Site Reliability Metrics basic terminologies

  • Versão de lançamento: Australia
  • Atualizado 12 de mar. de 2026
  • 1 min. de leitura
  • A quick guide to some of the basic terminology to understand Site Reliability Metrics (SRM) and use its features.

    Tabela 1. Terms used in SRM
    Terms Descriptions
    Application Performance Management (APM) The monitoring and management of performance and availability of applications.
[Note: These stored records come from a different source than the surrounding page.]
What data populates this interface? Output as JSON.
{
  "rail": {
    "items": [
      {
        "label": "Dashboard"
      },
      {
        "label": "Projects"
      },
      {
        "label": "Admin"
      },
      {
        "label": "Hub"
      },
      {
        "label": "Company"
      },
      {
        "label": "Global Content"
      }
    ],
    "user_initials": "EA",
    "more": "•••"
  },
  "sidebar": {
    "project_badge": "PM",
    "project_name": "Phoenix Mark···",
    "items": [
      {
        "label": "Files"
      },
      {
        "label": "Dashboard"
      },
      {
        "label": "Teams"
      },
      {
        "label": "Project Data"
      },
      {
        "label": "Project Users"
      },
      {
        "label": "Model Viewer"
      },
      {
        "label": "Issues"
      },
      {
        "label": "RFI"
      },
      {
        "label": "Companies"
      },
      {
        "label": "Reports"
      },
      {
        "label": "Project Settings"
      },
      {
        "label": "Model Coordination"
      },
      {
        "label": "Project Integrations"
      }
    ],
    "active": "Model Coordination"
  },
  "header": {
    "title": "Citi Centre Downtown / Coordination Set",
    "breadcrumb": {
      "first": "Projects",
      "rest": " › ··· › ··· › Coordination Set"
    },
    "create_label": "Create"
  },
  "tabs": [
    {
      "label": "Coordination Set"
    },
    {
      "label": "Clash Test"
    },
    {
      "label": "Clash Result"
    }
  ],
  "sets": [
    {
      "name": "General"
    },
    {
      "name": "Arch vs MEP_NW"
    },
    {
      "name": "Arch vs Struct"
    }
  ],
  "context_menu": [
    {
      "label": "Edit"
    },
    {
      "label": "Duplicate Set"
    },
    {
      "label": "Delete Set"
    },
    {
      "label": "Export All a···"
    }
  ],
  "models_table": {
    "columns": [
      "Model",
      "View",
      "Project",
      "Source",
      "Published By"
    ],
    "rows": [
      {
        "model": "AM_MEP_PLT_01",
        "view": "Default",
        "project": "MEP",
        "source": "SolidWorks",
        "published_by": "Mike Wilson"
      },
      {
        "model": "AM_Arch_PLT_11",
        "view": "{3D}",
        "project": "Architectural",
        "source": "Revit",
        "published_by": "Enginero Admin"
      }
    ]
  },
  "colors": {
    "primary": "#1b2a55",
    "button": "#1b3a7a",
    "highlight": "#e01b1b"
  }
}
APM strives to detect and diagnose complex application performance problems and maintain an expected level of service.
    Service Level Management (SLM) A framework by which service levels are agreed to between a provider and a consumer to support business processes. Service Level Management includes Service Level Agreement (SLA), Operating Level Agreement (OLA), and Underpinning Contract (UC).
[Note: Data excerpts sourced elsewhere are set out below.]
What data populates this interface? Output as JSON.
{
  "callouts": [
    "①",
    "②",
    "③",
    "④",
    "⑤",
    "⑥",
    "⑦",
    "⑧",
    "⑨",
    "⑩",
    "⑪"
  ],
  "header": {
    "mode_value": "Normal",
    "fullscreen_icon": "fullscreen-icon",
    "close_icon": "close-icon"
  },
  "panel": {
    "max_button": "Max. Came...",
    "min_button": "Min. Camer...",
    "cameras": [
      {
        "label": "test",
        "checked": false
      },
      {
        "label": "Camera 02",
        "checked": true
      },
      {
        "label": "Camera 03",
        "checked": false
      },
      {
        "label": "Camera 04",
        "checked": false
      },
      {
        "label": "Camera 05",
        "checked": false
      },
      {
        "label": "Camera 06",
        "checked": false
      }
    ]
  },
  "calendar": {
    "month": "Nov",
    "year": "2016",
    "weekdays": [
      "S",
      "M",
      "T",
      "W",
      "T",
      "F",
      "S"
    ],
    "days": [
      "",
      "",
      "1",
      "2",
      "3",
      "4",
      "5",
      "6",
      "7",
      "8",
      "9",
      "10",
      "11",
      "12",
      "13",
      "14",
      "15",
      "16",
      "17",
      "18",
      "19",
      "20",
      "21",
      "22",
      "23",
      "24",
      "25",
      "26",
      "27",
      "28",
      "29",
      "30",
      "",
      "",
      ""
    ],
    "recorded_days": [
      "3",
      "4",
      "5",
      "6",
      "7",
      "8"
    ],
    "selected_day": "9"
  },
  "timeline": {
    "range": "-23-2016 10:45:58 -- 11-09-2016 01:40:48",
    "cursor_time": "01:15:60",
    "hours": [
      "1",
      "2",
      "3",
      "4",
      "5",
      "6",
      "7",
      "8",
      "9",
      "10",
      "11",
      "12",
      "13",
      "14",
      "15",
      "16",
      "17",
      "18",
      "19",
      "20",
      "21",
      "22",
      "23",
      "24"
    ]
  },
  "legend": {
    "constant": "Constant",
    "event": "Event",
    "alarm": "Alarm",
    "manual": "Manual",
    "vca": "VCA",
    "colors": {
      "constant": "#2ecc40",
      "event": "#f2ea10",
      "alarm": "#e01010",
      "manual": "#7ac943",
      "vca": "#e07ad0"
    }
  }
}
    Service Level Agreements (SLA) An SLA defines the level of service agreed to between a provider and a consumer. It typically lays out the metrics by which service is measured, as well as remedies or penalties if the agreed-upon service levels are not achieved.
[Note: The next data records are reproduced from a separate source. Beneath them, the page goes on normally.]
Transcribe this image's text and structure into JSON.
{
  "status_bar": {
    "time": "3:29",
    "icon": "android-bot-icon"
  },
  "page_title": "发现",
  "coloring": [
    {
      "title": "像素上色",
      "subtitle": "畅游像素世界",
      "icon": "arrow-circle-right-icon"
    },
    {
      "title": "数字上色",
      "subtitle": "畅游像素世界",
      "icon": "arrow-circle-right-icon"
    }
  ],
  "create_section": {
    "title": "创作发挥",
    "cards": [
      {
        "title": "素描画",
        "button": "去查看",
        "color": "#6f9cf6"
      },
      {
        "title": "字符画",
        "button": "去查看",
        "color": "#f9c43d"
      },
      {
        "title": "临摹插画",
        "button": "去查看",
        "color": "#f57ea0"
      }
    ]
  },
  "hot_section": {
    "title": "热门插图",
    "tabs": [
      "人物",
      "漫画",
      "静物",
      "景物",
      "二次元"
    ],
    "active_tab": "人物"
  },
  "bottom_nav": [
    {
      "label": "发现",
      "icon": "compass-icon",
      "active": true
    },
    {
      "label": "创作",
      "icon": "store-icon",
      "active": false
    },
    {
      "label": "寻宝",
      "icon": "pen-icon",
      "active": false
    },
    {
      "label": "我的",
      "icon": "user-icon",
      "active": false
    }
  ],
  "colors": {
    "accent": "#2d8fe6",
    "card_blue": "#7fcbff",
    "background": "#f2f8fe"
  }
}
    Service Level Objective (SLO) A target value or range of values for a service level that is measured by an SLI.
    Service Level Indicator (SLI) A quantitative measure of some aspect of the level of service that is provided. Metrics are used to define SLO targets.
    Measured reliability The ability to deliver the promised services in a consistent and accurate manner. Reliability is calculated automatically by subtracting outages from 100%.
    Error budget

    An error budget is the amount of SLO that you can spend over a specified time. It can be used to manage release velocity. It is typically based on availability, latency, and so on.

    Error budget policy A policy or rule that is created for a service to trigger actions such as creating an incident, or sending notifications when a set threshold is crossed.